Movie review: Polish 'In Darkness' finds hope in the Holocaust
The Polish drama "In Darkness," one of this year's Oscar nominees in the foreign-language category, reads like "Schindler's List" in miniature: A gentile of dubious morals reluctantly comes to the aid of Jews threatened with extinction during the Holocaust, and becomes ennobled by the effort.
In the hands of director Agnieszka Holland (who previously explored the Holocaust in "Europa, Europa" in 1990), "In Darkness" is a thoughtful and harrowing drama about the lengths people will go to survive and the changes of heart that one person undergoes to help them.
When we first meet Leopold Socha (Robert Wieckiewicz), he's a full-time sewer worker and sometime thief in Lvov, Poland, at the start of World War II, scraping by on a meager salary as he tries to support his wife Wanda (Kinga Preis) and their daughter. With the Germans occupying Poland, Socha and his co-worker Stefek (Krzysztof Skonieczny) sometimes find and stash gold and jewels left behind by those forced into the Jewish ghetto. When the Nazis clear out the ghetto, Socha and Stefek discover that dozens of Jews have found their way into the sewer system, and are trying to hide there.
Socha offers to find a safe hiding spot for about a dozen of these Jews. At first, Socha does this for money, taking a weekly payment from a wealthy couple (Maria Schrader and Herbert Knaup). Over time, and as the Jews' money runs out, Socha perseveres to protect them for free. To do so, Socha not only must outwit the Nazis and their Lithuanian Army helpers, but overcome Wanda's qualms and his own prejudices against Jews.
Holland and first-time screenwriter David F. Shamoon (adapting Robert Maxwell's book In the Sewers of Lvov), captures the life-and-death uncertainty of the Jews' underground lives, as they learn to tolerate rats, filth and the stench along with the worries for loved ones who may still be alive above. The scenes have a claustrophobic tension, as characters live, argue and even love with the knowledge that someone above might hear them.

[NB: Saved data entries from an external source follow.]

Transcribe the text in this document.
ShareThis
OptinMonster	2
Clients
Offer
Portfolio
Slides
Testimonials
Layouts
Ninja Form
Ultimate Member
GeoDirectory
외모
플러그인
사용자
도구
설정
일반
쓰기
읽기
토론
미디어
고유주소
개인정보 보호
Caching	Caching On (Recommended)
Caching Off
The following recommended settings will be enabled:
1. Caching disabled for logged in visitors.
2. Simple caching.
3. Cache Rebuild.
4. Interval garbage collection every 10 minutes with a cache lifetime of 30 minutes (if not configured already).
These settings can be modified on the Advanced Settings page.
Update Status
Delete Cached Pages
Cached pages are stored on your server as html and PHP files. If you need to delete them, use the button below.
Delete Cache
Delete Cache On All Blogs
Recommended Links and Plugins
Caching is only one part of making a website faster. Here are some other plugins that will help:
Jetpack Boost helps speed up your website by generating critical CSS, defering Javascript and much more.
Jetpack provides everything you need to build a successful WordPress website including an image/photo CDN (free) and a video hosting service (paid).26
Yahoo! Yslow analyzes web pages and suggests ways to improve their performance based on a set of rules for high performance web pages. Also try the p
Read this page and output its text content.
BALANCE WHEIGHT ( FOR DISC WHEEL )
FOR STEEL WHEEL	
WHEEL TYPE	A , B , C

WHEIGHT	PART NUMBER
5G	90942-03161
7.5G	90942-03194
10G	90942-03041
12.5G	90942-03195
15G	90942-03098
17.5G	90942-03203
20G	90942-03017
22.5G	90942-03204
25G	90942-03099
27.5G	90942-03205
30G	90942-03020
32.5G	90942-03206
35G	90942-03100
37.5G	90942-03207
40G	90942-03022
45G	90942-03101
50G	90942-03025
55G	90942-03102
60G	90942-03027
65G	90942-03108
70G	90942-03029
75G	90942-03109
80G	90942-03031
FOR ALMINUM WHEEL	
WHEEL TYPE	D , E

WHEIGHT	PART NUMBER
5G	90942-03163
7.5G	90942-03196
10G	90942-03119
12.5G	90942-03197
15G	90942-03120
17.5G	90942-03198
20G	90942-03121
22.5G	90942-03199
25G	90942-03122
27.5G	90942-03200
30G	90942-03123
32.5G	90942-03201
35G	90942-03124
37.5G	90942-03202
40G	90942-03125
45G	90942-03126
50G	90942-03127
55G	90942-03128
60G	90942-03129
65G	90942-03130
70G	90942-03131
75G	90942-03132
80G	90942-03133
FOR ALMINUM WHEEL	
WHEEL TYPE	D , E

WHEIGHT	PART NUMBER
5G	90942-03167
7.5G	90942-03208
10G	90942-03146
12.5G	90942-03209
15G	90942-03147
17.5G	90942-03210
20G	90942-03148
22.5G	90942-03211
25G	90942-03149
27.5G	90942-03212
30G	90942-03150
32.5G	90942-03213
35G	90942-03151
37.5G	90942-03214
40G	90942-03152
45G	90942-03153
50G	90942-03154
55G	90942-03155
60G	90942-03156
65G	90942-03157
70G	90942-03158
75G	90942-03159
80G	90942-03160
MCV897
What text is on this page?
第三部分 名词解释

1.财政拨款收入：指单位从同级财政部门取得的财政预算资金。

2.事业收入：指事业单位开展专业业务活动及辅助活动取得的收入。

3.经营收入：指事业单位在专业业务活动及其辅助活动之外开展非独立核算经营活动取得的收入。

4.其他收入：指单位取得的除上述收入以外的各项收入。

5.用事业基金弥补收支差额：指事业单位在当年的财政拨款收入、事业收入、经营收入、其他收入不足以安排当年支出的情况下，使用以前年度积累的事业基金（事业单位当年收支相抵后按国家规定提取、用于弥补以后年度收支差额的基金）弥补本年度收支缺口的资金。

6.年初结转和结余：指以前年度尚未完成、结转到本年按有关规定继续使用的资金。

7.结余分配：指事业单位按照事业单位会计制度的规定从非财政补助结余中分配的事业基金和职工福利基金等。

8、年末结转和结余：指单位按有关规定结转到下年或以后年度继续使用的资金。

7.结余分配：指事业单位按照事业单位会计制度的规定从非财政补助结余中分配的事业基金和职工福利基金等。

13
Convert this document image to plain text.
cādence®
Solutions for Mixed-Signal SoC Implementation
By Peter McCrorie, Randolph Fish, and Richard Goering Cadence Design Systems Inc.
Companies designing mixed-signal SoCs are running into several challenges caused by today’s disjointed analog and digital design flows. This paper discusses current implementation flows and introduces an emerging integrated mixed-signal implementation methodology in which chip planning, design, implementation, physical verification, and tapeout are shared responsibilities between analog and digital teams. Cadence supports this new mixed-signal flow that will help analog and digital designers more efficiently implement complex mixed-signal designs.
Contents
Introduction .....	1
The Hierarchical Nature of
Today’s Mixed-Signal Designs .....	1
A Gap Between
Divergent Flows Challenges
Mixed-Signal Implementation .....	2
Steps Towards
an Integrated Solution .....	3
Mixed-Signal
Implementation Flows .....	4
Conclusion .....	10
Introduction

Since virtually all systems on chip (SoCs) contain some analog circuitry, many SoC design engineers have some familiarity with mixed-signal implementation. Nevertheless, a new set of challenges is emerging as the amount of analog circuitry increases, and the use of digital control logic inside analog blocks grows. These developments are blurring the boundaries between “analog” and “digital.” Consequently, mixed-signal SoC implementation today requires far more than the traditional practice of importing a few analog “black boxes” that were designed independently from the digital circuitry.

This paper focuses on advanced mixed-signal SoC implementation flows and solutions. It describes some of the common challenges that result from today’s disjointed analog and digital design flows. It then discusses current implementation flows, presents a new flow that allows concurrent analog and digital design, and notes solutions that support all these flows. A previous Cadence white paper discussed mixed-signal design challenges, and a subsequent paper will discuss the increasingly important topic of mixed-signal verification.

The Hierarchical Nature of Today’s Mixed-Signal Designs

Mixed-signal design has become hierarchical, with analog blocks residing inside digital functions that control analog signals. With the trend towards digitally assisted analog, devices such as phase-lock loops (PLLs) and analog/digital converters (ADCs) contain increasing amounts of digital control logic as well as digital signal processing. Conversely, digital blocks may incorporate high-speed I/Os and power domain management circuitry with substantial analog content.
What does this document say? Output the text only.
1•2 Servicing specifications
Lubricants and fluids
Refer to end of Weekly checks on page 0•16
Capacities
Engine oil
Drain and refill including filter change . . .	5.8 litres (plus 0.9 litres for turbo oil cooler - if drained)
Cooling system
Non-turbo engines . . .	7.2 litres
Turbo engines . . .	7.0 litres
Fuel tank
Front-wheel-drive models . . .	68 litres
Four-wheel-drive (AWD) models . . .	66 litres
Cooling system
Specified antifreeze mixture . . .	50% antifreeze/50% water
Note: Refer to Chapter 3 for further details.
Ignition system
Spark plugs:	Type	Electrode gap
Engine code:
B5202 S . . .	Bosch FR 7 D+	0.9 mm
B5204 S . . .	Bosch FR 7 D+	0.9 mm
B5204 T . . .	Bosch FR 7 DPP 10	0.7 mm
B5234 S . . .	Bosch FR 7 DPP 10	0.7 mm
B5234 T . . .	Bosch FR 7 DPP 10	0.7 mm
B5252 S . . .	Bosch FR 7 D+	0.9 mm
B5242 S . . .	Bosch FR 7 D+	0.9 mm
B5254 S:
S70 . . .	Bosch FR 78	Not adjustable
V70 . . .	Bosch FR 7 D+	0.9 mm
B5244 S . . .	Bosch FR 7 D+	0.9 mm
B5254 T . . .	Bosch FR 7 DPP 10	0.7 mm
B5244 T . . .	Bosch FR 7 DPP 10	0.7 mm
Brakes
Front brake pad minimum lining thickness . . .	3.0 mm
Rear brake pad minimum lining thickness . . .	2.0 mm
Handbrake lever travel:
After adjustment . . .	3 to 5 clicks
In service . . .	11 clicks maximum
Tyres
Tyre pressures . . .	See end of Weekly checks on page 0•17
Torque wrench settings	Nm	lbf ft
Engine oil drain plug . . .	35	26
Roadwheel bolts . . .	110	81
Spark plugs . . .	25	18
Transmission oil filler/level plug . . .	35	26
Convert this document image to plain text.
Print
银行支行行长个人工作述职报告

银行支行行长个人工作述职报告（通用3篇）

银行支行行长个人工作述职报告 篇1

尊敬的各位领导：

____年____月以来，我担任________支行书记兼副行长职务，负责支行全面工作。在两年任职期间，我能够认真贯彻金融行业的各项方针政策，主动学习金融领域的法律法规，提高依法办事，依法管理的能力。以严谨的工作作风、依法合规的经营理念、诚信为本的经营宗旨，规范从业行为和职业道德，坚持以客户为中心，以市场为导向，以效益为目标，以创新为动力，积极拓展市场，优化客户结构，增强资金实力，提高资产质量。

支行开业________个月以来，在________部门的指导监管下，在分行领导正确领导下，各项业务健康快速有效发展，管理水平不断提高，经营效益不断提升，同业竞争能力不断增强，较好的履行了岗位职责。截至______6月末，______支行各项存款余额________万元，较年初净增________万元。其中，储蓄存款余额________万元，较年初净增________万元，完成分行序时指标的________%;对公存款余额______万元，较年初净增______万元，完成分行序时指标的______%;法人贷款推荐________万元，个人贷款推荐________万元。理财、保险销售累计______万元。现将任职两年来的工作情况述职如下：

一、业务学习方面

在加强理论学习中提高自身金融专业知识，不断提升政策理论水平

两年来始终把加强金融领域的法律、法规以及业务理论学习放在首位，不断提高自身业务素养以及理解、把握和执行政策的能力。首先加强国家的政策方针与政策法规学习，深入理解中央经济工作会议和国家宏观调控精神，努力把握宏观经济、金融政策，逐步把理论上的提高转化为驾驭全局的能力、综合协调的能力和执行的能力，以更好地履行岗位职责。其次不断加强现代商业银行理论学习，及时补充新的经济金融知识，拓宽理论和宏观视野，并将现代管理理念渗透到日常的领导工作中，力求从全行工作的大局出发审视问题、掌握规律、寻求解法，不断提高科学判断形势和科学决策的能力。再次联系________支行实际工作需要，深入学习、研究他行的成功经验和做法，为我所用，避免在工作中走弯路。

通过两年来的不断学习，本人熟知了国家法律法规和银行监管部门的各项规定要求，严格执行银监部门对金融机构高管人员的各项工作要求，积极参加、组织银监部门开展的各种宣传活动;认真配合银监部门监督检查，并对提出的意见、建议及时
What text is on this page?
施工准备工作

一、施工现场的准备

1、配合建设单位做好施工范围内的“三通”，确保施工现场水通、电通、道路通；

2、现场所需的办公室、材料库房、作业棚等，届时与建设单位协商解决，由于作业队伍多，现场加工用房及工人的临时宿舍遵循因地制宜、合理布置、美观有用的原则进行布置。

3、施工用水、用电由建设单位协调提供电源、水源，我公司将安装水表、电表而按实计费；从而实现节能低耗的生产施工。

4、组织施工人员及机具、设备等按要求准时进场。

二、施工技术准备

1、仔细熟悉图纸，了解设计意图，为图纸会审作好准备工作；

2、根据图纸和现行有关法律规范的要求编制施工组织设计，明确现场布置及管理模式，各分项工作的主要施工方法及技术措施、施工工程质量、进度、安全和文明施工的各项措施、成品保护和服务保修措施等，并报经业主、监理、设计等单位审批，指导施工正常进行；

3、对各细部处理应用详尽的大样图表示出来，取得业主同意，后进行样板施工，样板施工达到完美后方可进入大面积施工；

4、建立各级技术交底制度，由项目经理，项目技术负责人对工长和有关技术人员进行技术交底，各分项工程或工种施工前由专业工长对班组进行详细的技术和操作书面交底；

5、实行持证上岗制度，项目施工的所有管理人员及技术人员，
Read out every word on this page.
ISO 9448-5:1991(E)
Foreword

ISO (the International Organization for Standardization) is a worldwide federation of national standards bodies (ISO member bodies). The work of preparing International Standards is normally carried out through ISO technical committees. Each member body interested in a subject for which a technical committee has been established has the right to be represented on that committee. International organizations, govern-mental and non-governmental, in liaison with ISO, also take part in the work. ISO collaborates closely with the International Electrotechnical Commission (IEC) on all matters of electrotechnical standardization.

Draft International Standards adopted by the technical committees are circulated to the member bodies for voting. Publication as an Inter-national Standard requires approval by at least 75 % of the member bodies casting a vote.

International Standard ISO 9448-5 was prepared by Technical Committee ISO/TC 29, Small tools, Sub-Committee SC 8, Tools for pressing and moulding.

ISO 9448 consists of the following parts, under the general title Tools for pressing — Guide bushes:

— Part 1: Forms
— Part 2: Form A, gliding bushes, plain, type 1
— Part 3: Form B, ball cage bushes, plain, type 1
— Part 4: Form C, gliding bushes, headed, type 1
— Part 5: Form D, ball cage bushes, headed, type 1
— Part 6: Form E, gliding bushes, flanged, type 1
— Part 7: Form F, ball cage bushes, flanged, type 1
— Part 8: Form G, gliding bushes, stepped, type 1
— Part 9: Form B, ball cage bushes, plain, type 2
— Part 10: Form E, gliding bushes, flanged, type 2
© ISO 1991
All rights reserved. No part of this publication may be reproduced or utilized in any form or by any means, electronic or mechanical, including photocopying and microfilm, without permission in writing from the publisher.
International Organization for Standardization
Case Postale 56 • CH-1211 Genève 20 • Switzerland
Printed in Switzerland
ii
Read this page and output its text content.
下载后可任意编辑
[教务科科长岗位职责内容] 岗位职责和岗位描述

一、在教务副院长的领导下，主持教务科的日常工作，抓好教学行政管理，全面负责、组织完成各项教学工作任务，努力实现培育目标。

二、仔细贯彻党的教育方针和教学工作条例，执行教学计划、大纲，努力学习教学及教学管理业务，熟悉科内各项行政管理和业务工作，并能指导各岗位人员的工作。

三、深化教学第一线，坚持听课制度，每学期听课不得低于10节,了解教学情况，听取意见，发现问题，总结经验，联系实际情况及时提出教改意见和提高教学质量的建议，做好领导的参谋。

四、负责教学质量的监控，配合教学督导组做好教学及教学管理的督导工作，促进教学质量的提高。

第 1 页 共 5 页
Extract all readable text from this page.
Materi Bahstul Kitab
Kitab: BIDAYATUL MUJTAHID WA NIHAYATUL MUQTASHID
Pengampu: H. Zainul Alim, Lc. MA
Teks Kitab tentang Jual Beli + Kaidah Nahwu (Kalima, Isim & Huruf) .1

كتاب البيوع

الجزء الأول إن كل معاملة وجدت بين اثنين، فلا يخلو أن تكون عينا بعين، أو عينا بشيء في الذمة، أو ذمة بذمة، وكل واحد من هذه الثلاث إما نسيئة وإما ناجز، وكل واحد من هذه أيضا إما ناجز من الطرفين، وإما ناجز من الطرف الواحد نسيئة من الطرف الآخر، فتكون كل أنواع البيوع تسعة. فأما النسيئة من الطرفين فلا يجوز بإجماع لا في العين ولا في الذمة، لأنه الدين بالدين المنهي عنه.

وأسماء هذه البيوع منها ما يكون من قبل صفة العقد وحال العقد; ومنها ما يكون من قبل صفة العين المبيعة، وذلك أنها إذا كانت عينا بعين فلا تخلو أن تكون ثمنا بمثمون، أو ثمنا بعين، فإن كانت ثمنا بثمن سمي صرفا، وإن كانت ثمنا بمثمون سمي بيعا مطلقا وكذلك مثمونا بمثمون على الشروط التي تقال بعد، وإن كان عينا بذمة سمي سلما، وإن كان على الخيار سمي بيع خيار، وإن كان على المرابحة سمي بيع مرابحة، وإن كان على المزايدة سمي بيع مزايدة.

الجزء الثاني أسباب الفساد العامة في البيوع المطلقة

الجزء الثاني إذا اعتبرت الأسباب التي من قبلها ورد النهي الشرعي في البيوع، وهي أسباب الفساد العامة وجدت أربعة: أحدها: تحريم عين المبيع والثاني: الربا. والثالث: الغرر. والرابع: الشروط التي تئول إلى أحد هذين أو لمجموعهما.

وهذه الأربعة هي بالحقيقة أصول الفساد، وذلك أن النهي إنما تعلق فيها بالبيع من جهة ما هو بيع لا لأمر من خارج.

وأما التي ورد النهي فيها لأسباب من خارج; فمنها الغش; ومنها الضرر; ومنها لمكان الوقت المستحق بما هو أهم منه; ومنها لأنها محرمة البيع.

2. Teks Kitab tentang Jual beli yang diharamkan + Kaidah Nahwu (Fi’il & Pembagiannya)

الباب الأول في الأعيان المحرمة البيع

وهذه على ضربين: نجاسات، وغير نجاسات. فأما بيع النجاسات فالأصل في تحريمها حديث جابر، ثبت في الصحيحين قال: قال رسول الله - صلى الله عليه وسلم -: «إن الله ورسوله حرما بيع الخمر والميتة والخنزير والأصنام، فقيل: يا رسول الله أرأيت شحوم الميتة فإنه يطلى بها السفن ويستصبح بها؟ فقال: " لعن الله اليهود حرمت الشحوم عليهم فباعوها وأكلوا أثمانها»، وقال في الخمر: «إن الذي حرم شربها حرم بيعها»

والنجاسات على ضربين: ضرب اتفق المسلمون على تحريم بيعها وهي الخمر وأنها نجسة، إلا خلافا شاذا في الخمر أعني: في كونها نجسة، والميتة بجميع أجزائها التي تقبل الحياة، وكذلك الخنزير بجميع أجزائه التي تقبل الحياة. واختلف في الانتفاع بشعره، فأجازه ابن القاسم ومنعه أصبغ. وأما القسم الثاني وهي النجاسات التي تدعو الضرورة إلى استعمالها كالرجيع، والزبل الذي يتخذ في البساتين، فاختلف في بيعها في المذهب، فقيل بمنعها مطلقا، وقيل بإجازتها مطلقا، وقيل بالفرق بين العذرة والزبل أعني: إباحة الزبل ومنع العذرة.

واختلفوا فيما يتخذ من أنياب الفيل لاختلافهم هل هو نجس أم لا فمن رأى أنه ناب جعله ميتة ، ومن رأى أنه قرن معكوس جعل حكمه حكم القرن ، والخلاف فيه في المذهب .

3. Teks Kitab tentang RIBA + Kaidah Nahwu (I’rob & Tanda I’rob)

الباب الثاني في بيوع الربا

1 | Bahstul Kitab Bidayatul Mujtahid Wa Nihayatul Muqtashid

The film's bleak atmosphere which Holland augments with staccato bursts of violence, depicting the Nazis' cruelty is held together by Wieckiewicz's central performance, which shows Socha's hard-bitten pragmatism slowly softened by the tenderness and respect he feels for the Jews under his protection. It's through Socha's transformation that "In Darkness" finds its way to the light.
Director Agnieszka Holland brings thoughtfulness and tension to this tale of Jews surviving the Nazis in the sewers of a Polish city.
Where • Tower Theatre.
When • Opens Friday, March 30.
Rating • Rated R for violence, disturbing images, sexuality, nudity and language.
Running time • 144 minutes; in Polish, German, Ukrainian and Yiddish with subtitles.